Comment 2 Eli Barzilay 2016-11-29 14:19:27 UTC
1. I have the version that is currently shipping with Fedora 25, without
   any additional customizations or tweaks.  RPM says:

       Name        : gnome-settings-daemon
       Version     : 3.22.1
       Release     : 1.fc25
       Architecture: x86_64
       Install Date: Tue 15 Nov 2016 04:34:09 PM EST
       [...]
       Source RPM  : gnome-settings-daemon-3.22.1-1.fc25.src.rpm
       Build Date  : Wed 12 Oct 2016 03:00:31 PM EDT
       [...]

2. I had a temporary job to do with two machines.  A temporary sshfs
   mount is very convenient for that kind of thing.  /var/tmp (or /tmp)
   sound like a perfectly fine place for a temporary mount.

3. Actually, scratch #2: the reason I did it is irrelevant; the
   disaster that followed is a good reason.  To elaborate on this:

   Implicit in the "why you'd [...]" question is a claim that "it might
   be reasonable to enter it while cleaning up old tmp files" -- and I
   claim that this is completely and utterly unreasonable.  Considering
   the question of whether it is a good thing to do or not:

   a. `systemd-tmpfiles --cleanup` does not go into network mounts.
      Other & older tmp cleaners (eg, tmpwatch, tmpreaper) would also
      never descend into a different filesystem.

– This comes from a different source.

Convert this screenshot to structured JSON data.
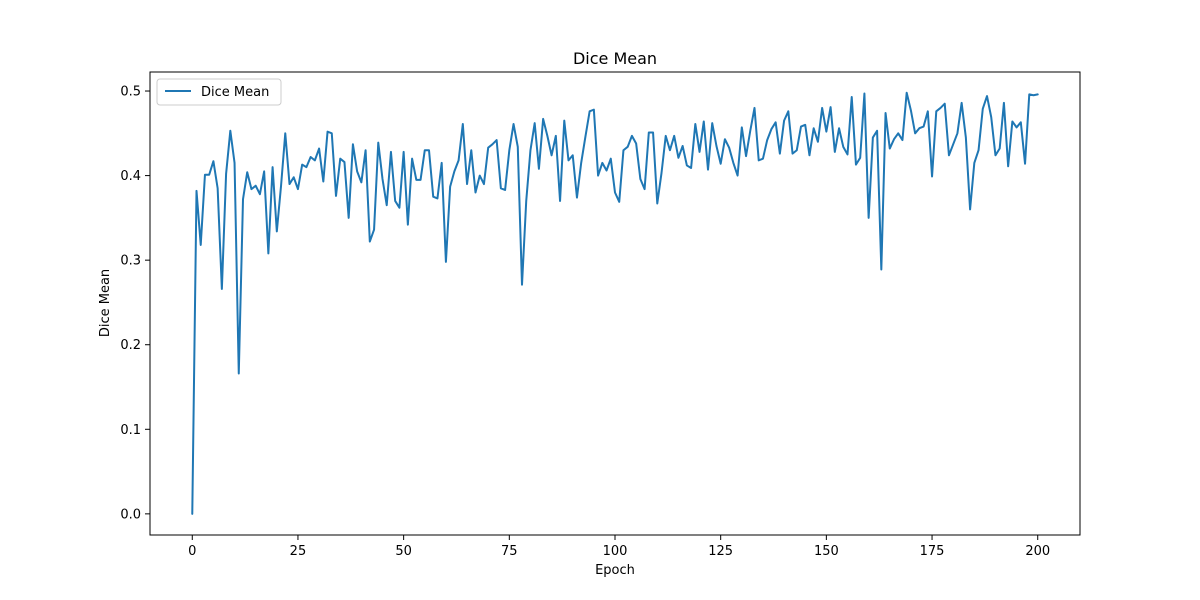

   b. The question of whether files should be cleaned up or not is a
      question about *local* disk mount policy only, and should never
      apply to mounts that are *inside* the directory.  For example, had
      I mounted /var/tmp *itself* as an sshfs, I wouldn't be surprised
      if it'd be subject to the policies that usually govern /var/tmp;
      but that was not the case.

   Given both points, I think that it's the gnome-settings-daemon's
   developers responsibility to demonstrate a valid reason to *do*
   descend into foreign mounts: both logically (to counter (b)), and
   concretely (to counter (a)): find the reason all of these tmp
   cleaners avoid mounts, and explicitly decide why that reason is no
   longer valid.

4. As a side-note, these older tmp cleaners also all avoid following
   symlinks.  If anyone would have done the common sense thing of
   looking up behaviors of existing cleaners, gnome-settings-daemon
   would have not followed symlinks as well, avoiding a similarly
   catastrophic bug that was filed about two years ago (730223 and
   737079).

5. To clarify, in my case "disaster" refers to the fact that I spent
   pretty much all of a very long weekend recovering files.  (Actually,
   recovering was easy, reconstructing proper selinux contexts took
   days.)  Note that similar language was used in the earlier symlink
   bug.  The bottom line: PEOPLE LOSE DATA, which should not happen
   unintentionally.  It baffles me that a reaction to such a bug report
   is "why did you do that?".

6. Yet another side-note related to all of this.  One thing that I noted
   that gnome-settings-daemon does differently than previous tmp
   cleaners is that it uses mtime/atime to determine when files should
   be deleted, but it doesn't use ctime.  AFAICT, this can lead to
   similarly amusing situations in which I unpack some old tgz archive
   in /var/tmp to look at its contents, and immediately have files
   disappear from it.  This should be fixed too.
Comment 3 GNOME Infrastructure Team 2019-03-20 11:38:42 UTC
-- GitLab Migration Automatic Message --

This bug has been migrated to GNOME's GitLab instance and has been closed from further activity.